Agreeing it had been Munster’s most complete showing in the campaign, Foley said: “Against Leinster I think we were (dominant) 40 to 50 minutes, but I think we were up around 60 minutes where we were in control.
“That’s impressive on the back of a six-day turnaround and travel to come in and get their work done early in the week, stay on task through the week and then produce that at the end of it.
“So we can sit back and have a little smile because the work was done. It’s not smiling because of the win, we’re smiling because of the satisfaction the work was done during the week for these two games has come to fruition and we’ve got the eight points out of it.
“There’s still a lot of points to play for and there’s no guarantees. Clermont are a very good side in this group, Sale are still a very good side, Saracens are a different side when they play at home. We are (in a good position) on the back of two games but this is a group of six games. We’re a third of the way through it and you always want to be in a position where you’re destiny is in your own hands going into rounds five and six. You need to be in control. Traditionally, as a player and a coach within the set-up, that’s where you want to be.”
Saracens were prevented from collecting a losing bonus point thanks to a powerful second-half which kept the English league leaders scoreless and broke a 3-3 interval stalemate with a try from substitute prop Dave Kilcoyne in between a penalty and drop goal from Ian Keatley.
“We’ll find out in round six (abut the significance) but it’s important,” Foley said. “I know when we were behind against Sale, it was important to get within seven and then within three and crawl it back in and get something out of the game. We ended up getting four bonus points last week (with the 27-26 victory) and it’s important you get yourself within a position to take something. That would have been my view with about 10 minutes to go last week, that we need to get something out of here to take with us into this game. So for Saracens not to get anything, we’ll know how important that is when we meet them again.”
For now, though, Foley has to prepare for a return to Guinness Pro12 action this weekend when Munster visit Cardiff Blues in the Welsh capital on Saturday evening at the Arms Park, minus 11 of his frontline players who will tomorrow check in for Ireland’s Guinness Series training camp in Maynooth, Kildare.
Wing Andrew Conway will not be one of them, although Ireland head coach Joe Schmidt said last week the former Leinster back, now in his second season at Munster, was on his radar after a bright start to the season.
Yet another strong showing against Saracens following a try-scoring turn in the win at Sale six days earlier may see the 23-year-old move a little further towards Test recognition.
Foley certainly thinks so, praising Conway’s work ethic as well as the talent that had marked him out as one to watch whilst still a schools player in Blackrock’s Leinster Junior and Senior Cup-winning sides.
“He was good, wasn’t he?” Foley said of Conway. “Even the chase up for the kick that hit the posts, he was a fella that is doing the extra bits.
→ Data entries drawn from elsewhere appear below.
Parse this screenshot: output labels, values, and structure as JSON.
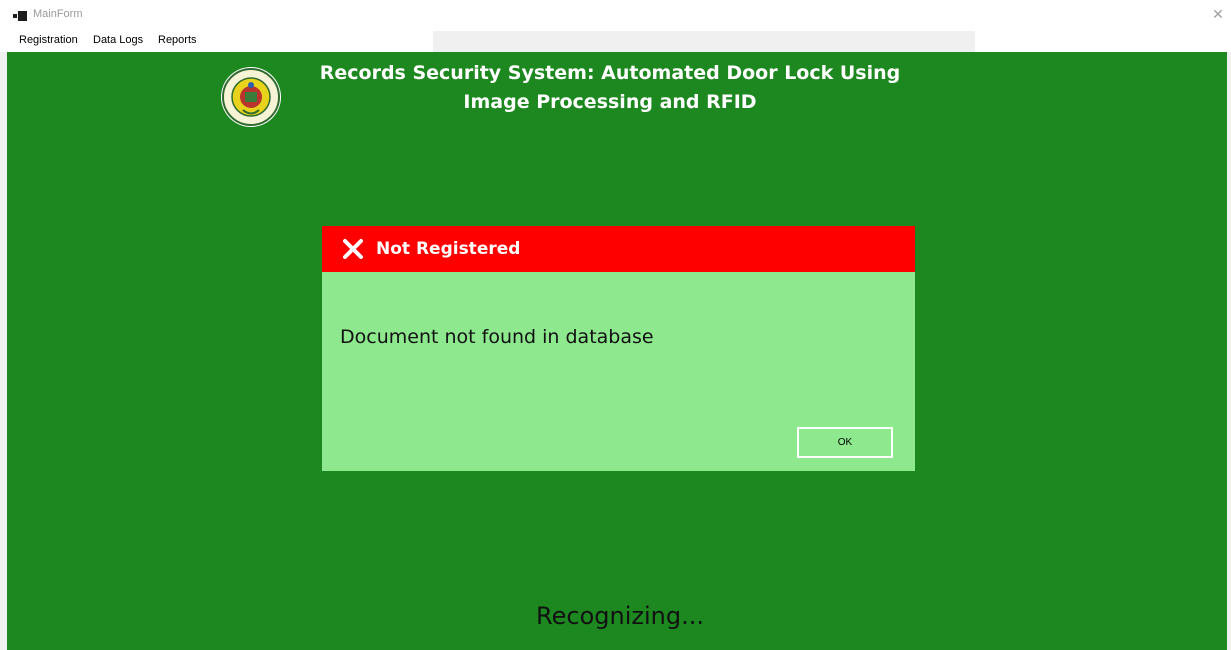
{
  "window": {
    "title": "MainForm",
    "close_glyph": "✕"
  },
  "menu": {
    "items": [
      {
        "label": "Registration"
      },
      {
        "label": "Data Logs"
      },
      {
        "label": "Reports"
      }
    ]
  },
  "header": {
    "title_line1": "Records Security System: Automated Door Lock Using",
    "title_line2": "Image Processing and RFID",
    "logo_icon": "seal-logo"
  },
  "dialog": {
    "title": "Not Registered",
    "message": "Document not found in database",
    "ok_label": "OK",
    "icon": "close-x-icon"
  },
  "status": {
    "text": "Recognizing..."
  },
  "colors": {
    "main_background": "#1e8820",
    "dialog_header": "#ff0000",
    "dialog_body": "#8ee98e"
  }
}
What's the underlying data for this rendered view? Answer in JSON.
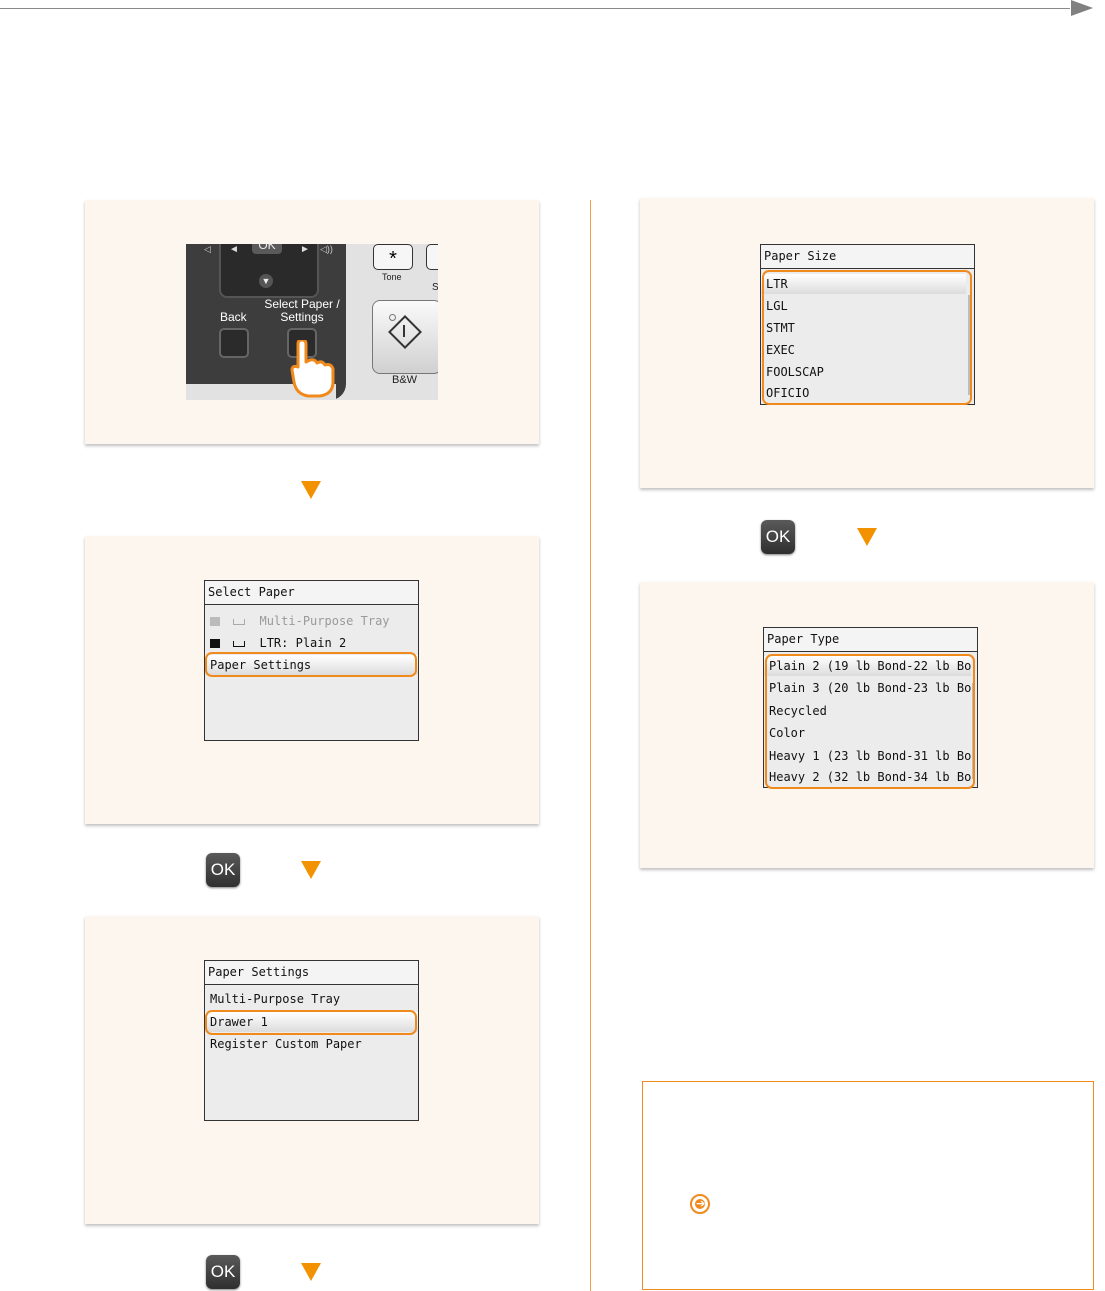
{
  "control_panel": {
    "ok_label": "OK",
    "back_label": "Back",
    "select_label_line1": "Select Paper /",
    "select_label_line2": "Settings",
    "tone_key": "*",
    "tone_label": "Tone",
    "bw_label": "B&W",
    "partial_label": "S"
  },
  "select_paper_screen": {
    "title": "Select Paper",
    "rows": [
      "Multi-Purpose Tray",
      "LTR: Plain 2",
      "Paper Settings"
    ]
  },
  "paper_settings_screen": {
    "title": "Paper Settings",
    "rows": [
      "Multi-Purpose Tray",
      "Drawer 1",
      "Register Custom Paper"
    ]
  },
  "paper_size_screen": {
    "title": "Paper Size",
    "rows": [
      "LTR",
      "LGL",
      "STMT",
      "EXEC",
      "FOOLSCAP",
      "OFICIO"
    ]
  },
  "paper_type_screen": {
    "title": "Paper Type",
    "rows": [
      "Plain 2 (19 lb Bond-22 lb Bo…",
      "Plain 3 (20 lb Bond-23 lb Bo…",
      "Recycled",
      "Color",
      "Heavy 1 (23 lb Bond-31 lb Bo…",
      "Heavy 2 (32 lb Bond-34 lb Bo…"
    ]
  },
  "buttons": {
    "ok": "OK"
  },
  "colors": {
    "accent": "#f39200",
    "panel_bg": "#fdf6ef",
    "lcd_bg": "#ececec"
  },
  "icons": [
    "arrow-right-icon",
    "down-arrow-icon",
    "ok-key-icon",
    "link-arrow-icon",
    "hand-pointer-icon",
    "start-icon"
  ]
}
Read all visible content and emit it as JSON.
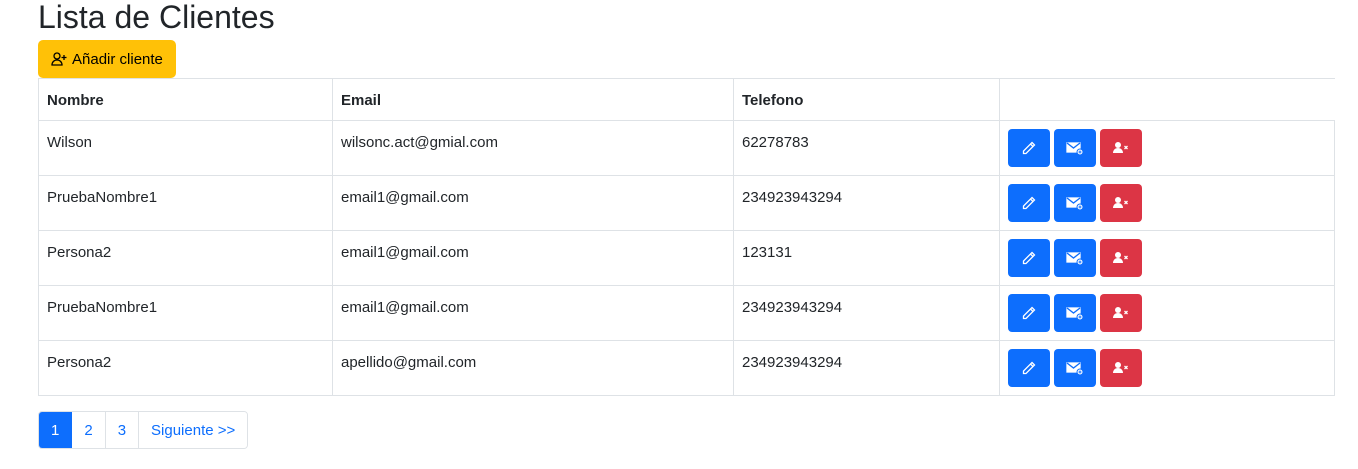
{
  "page": {
    "title": "Lista de Clientes"
  },
  "toolbar": {
    "add_label": "Añadir cliente",
    "add_icon": "person-add-icon",
    "add_color": "#ffc107"
  },
  "table": {
    "columns": [
      "Nombre",
      "Email",
      "Telefono",
      ""
    ],
    "rows": [
      {
        "nombre": "Wilson",
        "email": "wilsonc.act@gmial.com",
        "telefono": "62278783"
      },
      {
        "nombre": "PruebaNombre1",
        "email": "email1@gmail.com",
        "telefono": "234923943294"
      },
      {
        "nombre": "Persona2",
        "email": "email1@gmail.com",
        "telefono": "123131"
      },
      {
        "nombre": "PruebaNombre1",
        "email": "email1@gmail.com",
        "telefono": "234923943294"
      },
      {
        "nombre": "Persona2",
        "email": "apellido@gmail.com",
        "telefono": "234923943294"
      }
    ],
    "row_actions": [
      {
        "name": "edit",
        "icon": "pencil-icon",
        "color": "#0d6efd"
      },
      {
        "name": "mail",
        "icon": "envelope-icon",
        "color": "#0d6efd"
      },
      {
        "name": "delete",
        "icon": "person-x-icon",
        "color": "#dc3545"
      }
    ]
  },
  "pagination": {
    "pages": [
      "1",
      "2",
      "3"
    ],
    "active_page": "1",
    "next_label": "Siguiente >>",
    "accent": "#0d6efd"
  }
}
He’s a great work ethic, a great lad to have in your squad.
“I remember (we) tried to get him when he was 18 after we’d spotted him playing with the schoolboys. He is a talent and Ireland are fortunate to have him as a fella they can leave out.
“Maybe he’ll get in there for a game, I hope he does and I think he deserves it but he doesn’t we’ll benefit out of that.
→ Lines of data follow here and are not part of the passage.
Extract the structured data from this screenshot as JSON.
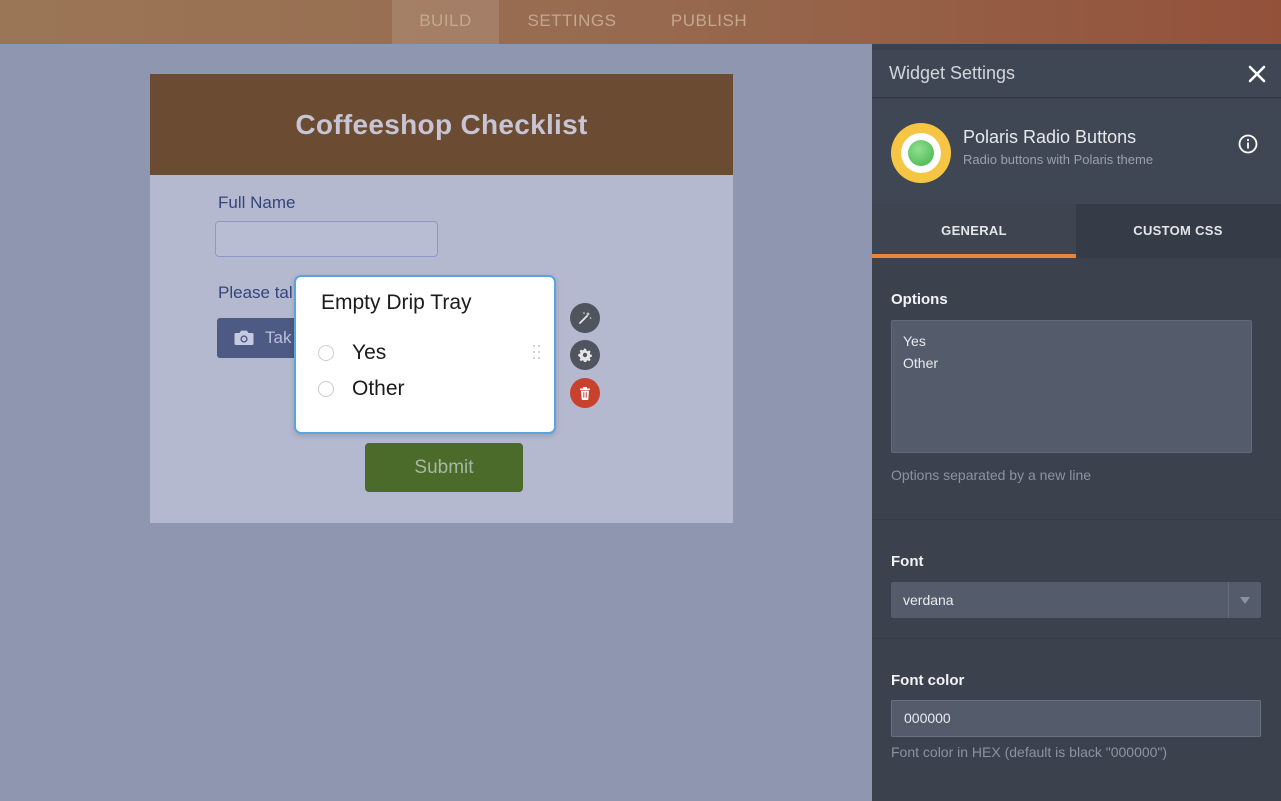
{
  "topbar": {
    "tabs": [
      {
        "label": "BUILD",
        "active": true
      },
      {
        "label": "SETTINGS",
        "active": false
      },
      {
        "label": "PUBLISH",
        "active": false
      }
    ]
  },
  "form": {
    "title": "Coffeeshop Checklist",
    "full_name_label": "Full Name",
    "photo_label": "Please tal",
    "photo_button": "Tak",
    "submit": "Submit"
  },
  "radio_widget": {
    "question": "Empty Drip Tray",
    "options": [
      "Yes",
      "Other"
    ]
  },
  "panel": {
    "title": "Widget Settings",
    "widget_name": "Polaris Radio Buttons",
    "widget_description": "Radio buttons with Polaris theme",
    "tabs": [
      {
        "label": "GENERAL",
        "active": true
      },
      {
        "label": "CUSTOM CSS",
        "active": false
      }
    ],
    "options_label": "Options",
    "options_value": "Yes\nOther",
    "options_hint": "Options separated by a new line",
    "font_label": "Font",
    "font_value": "verdana",
    "font_color_label": "Font color",
    "font_color_value": "000000",
    "font_color_hint": "Font color in HEX (default is black \"000000\")"
  },
  "colors": {
    "accent": "#e8853a",
    "delete": "#c8412c",
    "submit": "#4a6b2a",
    "header": "#6b4b32",
    "selection_border": "#5aa3dd"
  },
  "icons": [
    "camera-icon",
    "magic-wand-icon",
    "gear-icon",
    "trash-icon",
    "close-icon",
    "info-icon",
    "chevron-down-icon",
    "drag-handle-icon"
  ]
}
“He’s a hard man to leave out of your team. He turns up to work and gets the work done. He was going up there for balls against (David) Strettle and (Chris) Ashton and was winning those contests. They’re the little things that happen but he spends 15 to 20 minutes at the end of training doing that. He does a lot of work both on and off the pitch. He understands the game. His other position is 15 and he understands how to play in the back three. He was caught out last week against Sale for (Johnny) Leota’s try and that would have been pointed out to him and he would have addressed that and understands that. This week he turns up and has a good game on the back of making mistakes and working hard during the week and rectifying the mistakes that were identified. But they all turn up and do their work and they’re a pleasure to work with.”